System requirements
Functional:
- Get a feed of tweets aggregated from a list of followers and popular posts
- be able to follow and unfollow a user
- post pictures or videos potentially?
- search for tweets
- secure login
Non-Functional:
- high availability
- quick reads
- eventual consistency on posts
Capacity estimation
- assume 100 million daily active users
- assume 1 out of 10 users post tweets per minute
- 1 tweet will have max 160 b we should have around around 160 gb worth of tweets a day
- each tweet will have another 160b or so of meta data for uid, likes, retweets, and etc, doubling the amount of storage a day approximately
- band with we would want at least 1 mpbs per user to load multiple tweets and tweets meta data
- if we have photos or videos then we would have to consider a blob storage based on limits we set on media posts
API design
- postTweet(uid, content)
- post request
- getTweetFeed(uid)
- get request
- postTweetMedia(uid, content, fileType)
- post request
- searchTweet(content)
- get request
- getFollowers(uid)
- get request
- followUser(uid, followingUid)
- put request
Database design
- For the database we can have a followers table
- uid | followingUid
- We can have a posts table
- uid | tweetid | content | media link to blob storage
- likes & retweets table
- uid | likes | retweets|
- User profile table
- uid | email | age |
High-level design
We will have some algorithm figuring out which posts have the highest engagement hourly and pull that into the cache for users to to pull into their own feed. Their feed will also have cached a list of who they follow indexed on uid for our followers table. That way we can quickly figure out who they follow and pull latest posts from them.

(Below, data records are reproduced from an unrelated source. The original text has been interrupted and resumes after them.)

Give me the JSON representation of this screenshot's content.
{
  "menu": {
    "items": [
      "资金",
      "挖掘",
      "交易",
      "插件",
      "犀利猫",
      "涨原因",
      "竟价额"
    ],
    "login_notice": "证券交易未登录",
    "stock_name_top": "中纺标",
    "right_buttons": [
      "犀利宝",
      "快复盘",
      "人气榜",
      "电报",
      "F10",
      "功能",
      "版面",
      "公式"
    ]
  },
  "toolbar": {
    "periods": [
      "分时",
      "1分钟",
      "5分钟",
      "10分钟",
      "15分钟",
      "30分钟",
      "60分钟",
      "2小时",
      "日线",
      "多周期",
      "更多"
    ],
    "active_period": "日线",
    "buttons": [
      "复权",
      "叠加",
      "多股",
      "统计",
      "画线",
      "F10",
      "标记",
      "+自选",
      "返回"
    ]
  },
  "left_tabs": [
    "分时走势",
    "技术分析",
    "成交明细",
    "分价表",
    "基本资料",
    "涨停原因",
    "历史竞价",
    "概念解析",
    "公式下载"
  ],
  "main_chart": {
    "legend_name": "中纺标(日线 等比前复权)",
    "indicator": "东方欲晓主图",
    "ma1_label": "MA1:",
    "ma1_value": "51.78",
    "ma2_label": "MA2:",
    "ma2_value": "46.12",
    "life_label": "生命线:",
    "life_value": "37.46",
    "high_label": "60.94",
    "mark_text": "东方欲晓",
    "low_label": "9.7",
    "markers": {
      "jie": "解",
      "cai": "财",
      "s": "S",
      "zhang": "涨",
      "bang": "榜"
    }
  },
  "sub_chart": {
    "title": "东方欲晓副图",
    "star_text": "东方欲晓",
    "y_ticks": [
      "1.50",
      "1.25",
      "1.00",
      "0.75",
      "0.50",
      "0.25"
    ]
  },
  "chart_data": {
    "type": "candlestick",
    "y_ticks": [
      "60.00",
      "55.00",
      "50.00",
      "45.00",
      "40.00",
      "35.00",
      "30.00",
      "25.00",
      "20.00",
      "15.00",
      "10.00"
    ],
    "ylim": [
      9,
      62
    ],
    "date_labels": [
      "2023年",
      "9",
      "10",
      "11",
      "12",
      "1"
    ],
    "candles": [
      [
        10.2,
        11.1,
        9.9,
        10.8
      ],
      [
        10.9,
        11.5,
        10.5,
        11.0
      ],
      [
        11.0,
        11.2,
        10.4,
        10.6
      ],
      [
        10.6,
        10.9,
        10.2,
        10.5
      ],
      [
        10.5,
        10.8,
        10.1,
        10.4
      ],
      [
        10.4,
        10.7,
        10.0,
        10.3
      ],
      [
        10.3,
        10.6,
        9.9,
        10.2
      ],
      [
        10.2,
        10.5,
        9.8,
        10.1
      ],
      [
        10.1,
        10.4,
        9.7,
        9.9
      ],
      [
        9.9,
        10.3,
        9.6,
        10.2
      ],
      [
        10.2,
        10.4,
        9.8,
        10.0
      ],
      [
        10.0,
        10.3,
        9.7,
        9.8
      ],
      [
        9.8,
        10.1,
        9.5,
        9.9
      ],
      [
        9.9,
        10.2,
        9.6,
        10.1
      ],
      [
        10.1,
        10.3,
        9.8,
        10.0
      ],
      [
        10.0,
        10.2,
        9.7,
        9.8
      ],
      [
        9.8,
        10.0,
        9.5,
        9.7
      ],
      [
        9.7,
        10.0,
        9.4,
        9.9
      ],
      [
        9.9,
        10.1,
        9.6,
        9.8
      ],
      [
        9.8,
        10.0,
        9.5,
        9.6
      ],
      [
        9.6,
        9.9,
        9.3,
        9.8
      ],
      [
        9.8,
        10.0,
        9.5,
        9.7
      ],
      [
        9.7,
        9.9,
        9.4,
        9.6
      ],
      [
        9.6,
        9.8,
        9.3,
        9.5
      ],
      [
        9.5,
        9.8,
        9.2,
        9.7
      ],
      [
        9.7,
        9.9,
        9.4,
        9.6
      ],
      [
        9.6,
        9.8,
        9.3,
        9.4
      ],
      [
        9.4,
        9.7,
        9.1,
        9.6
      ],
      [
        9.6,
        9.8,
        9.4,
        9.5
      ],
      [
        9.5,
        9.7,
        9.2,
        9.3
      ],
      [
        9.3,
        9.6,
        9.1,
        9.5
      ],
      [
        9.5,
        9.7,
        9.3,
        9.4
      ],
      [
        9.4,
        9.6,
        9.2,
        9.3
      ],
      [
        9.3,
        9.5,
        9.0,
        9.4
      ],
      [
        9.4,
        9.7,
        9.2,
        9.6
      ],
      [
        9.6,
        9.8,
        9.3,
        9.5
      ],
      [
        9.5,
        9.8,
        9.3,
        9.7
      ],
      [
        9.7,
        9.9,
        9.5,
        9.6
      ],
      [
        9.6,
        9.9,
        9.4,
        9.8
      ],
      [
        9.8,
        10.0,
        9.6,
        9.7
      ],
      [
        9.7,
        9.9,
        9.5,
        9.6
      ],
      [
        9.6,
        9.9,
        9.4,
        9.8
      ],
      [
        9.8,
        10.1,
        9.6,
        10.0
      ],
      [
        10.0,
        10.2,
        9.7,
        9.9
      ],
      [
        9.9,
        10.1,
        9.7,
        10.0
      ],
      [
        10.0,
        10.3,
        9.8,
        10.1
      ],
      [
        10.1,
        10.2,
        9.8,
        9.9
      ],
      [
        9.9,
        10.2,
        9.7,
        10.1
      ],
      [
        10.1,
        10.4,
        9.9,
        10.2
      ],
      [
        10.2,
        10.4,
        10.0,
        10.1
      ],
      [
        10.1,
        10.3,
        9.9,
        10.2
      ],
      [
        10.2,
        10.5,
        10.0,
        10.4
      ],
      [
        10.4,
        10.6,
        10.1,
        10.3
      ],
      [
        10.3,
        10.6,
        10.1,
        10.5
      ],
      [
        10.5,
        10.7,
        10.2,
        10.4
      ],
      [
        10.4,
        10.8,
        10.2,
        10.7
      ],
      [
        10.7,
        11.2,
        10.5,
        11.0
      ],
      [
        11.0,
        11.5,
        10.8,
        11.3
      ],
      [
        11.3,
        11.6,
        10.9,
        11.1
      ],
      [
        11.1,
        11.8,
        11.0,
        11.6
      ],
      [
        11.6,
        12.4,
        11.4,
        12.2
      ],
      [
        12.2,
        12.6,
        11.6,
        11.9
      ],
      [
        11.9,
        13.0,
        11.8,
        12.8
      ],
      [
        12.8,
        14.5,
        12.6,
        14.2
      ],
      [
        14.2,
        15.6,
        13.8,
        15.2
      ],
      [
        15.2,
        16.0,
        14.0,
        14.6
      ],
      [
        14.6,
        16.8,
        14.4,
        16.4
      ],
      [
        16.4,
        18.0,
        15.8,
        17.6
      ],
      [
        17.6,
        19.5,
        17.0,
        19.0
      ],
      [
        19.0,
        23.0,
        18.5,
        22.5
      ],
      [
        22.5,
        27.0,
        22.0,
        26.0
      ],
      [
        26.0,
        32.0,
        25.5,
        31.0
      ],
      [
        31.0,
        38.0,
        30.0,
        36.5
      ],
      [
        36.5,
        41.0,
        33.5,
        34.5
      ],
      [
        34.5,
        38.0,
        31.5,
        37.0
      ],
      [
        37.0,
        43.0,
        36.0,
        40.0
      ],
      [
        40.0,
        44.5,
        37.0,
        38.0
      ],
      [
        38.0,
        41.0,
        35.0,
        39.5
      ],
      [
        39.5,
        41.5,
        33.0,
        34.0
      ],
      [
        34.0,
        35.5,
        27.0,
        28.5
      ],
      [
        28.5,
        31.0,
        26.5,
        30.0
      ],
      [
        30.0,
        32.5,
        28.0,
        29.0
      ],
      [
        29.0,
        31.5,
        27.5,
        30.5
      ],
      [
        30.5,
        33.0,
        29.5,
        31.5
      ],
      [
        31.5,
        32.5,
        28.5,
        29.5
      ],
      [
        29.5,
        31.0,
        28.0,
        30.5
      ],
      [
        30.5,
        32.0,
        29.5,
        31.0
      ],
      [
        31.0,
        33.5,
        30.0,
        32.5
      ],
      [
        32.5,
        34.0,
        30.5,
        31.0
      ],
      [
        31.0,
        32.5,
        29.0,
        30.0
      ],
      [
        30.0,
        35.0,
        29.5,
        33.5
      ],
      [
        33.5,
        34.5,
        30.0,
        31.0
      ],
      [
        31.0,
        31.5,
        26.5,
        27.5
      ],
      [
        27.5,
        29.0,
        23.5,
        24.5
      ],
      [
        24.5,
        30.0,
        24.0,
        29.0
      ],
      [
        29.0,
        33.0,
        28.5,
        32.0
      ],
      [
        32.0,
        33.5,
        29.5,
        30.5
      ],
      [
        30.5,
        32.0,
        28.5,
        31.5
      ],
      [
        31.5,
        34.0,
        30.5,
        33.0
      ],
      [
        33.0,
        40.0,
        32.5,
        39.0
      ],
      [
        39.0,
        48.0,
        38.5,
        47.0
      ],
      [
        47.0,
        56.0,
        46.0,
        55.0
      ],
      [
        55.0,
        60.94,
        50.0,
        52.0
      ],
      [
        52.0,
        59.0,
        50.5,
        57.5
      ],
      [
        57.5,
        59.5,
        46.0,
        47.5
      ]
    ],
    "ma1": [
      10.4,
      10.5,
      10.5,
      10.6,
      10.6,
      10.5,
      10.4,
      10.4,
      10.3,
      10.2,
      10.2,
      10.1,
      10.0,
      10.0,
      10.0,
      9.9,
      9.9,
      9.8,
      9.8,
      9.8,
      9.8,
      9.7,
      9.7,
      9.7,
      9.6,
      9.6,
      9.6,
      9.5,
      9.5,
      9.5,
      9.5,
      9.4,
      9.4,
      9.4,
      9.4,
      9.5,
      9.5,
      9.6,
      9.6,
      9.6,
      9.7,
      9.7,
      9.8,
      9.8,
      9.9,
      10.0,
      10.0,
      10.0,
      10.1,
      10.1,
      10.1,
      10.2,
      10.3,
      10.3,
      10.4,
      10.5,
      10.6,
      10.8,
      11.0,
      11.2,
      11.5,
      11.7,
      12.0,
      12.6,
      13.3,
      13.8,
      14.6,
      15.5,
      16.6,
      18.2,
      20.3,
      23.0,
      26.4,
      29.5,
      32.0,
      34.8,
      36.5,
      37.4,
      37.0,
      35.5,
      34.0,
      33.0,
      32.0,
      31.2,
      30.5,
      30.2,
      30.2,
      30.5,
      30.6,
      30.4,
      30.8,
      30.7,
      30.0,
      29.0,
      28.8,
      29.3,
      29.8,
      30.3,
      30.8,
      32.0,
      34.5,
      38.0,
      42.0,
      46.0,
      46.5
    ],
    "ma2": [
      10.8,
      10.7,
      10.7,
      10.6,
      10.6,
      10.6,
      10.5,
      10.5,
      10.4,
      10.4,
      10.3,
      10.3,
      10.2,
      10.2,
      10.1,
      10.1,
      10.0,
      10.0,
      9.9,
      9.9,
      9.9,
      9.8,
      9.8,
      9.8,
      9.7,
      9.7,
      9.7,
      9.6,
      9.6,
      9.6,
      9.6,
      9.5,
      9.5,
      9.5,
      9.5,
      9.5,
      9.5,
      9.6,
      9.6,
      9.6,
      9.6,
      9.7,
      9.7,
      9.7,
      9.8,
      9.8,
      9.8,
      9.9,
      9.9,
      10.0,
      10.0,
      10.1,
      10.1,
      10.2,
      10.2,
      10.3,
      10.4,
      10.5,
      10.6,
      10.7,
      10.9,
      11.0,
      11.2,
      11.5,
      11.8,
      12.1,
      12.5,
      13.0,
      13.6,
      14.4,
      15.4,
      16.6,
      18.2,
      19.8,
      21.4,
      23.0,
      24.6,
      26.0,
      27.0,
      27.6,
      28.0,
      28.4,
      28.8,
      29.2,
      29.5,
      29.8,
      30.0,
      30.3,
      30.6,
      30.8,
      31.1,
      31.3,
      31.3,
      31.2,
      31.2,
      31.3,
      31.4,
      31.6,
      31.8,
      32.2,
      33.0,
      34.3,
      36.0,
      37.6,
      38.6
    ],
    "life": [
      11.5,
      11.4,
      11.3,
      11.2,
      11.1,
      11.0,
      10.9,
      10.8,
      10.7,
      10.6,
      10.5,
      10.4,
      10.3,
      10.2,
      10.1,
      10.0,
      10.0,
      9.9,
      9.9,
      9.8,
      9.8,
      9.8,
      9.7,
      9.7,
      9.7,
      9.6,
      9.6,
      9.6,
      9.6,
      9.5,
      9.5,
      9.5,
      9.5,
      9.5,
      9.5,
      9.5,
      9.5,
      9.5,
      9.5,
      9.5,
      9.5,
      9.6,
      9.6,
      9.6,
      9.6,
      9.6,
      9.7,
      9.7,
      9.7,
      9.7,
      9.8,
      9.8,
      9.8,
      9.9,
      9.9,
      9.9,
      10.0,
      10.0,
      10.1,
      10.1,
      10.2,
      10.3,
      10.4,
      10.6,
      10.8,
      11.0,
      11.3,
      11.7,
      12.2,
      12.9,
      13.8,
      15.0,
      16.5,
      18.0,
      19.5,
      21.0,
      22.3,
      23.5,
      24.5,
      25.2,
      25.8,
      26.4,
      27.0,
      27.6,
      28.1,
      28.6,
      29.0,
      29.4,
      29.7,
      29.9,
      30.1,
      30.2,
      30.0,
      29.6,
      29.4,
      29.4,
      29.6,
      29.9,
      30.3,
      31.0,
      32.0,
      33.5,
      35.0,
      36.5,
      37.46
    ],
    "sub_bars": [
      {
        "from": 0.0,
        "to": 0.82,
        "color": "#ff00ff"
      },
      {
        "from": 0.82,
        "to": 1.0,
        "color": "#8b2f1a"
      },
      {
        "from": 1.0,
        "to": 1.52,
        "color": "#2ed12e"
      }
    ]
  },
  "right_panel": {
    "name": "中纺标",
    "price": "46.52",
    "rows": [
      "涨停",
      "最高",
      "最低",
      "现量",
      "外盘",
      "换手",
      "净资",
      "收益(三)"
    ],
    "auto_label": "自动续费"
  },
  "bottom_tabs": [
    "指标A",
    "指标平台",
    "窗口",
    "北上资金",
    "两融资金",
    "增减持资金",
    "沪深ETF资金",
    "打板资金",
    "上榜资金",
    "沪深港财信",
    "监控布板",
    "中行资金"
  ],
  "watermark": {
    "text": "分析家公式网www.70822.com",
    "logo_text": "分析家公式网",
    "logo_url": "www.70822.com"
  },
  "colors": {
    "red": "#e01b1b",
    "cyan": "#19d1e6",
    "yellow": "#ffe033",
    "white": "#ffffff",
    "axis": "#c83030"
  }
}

Another thing we can do is for popular users with many followers we can cache their posts as well to fan out to users since they have a large amount of followers these posts being cached will save us a lot of time for when their followers log on and pull posts.
Request flows
A user will log in and automatically see a feed pulled from a couple of caches storing the posts their following users posted, and mixed in with a bunch of pre determined high engagement posts. From there they can view each posts, see follow up reply posts, and like or retweet the post if they desire. Soon they will reach the end of the page, where we will load more tweet and potentially update the cache for other users, this way if they follow a lot of users we don't pull the tweets for over 10k following users but rather a subset, and increase throughput for edge case users.
Detailed component design
Trade offs/Tech choices
Main trade off we have is for fast reads vs writes, since most of of our users will be reading tweets rather than creating them. Its fine if the tweet isn't shown to everyone right after they post. Since we want fast reads writes will be slower for example if our followers are tweeting a lot then we will have to update the cache constantly causing writes to be a lot flower.
Failure scenarios/bottlenecks
If a user has a lot of followers and tweets a lot, then the cache will have to be constantly updated which is an expensive operation since we are doubling up the amount of writes and updates. Maybe we can periodically cache or only choose to update the cache when they have a more popular posts.
Future improvements
What we could do is we could have a better algorithm for figuring out which posts are popular, and potentially have more underlying metadata for each post to show relevant topics to a user's preference. We could potentially use LLM or machine learning algorithms to analyze the data in our database to ensure future content algorithms are more catered per user.